Another possible motivation is to undermine the (limited) proposals in the National Development Plan (NDP) to lighten the regulatory burden on small business.  

The bill will ensure that businesses are so trussed up in red tape that more and more will fail and more and more people will be thrown out of work. Since the creation by small business of millions of jobs is one of the key objectives of the NDP, failure to create them will discredit the NDP itself.

The bill will also give the DTI the power to stifle at birth the very "boost of mass entrepreneurship" envisaged by the NDP.

This is so predictable an outcome it must be deliberate. The reason is simple. The DTI and others who believe in a far more interventionist state will then declare (again) that markets have failed, along with the free enterprise system, and that therefore the State must take unto itself even more power. By this roundabout route does Dr Davies's South African Communist Party (SACP) achieve its objective of introducing socialism.

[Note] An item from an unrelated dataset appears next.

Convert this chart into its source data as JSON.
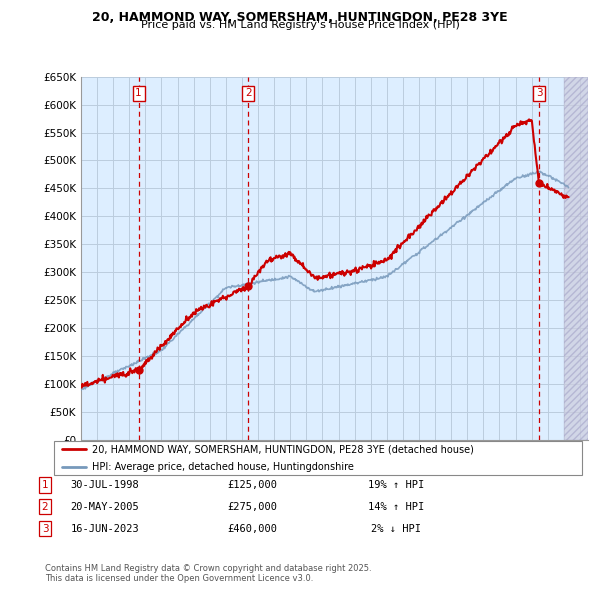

This Machiavellian game-plan fits in with the ANC's "strategy and tactics" documents aimed at bringing about a "national democratic society" via a national democratic revolution (NDR). The ANC reaffirmed its commitment to these strategies, tactics, and objectives at its national conference at Mangaung in December, but this was obscured by all the media hype over the adoption by that same conference of the NDP.

Trade unionists have excoriated the NDP, but its most dangerous opponents inhabit key line ministries left by President Jacob Zuma to do their own thing.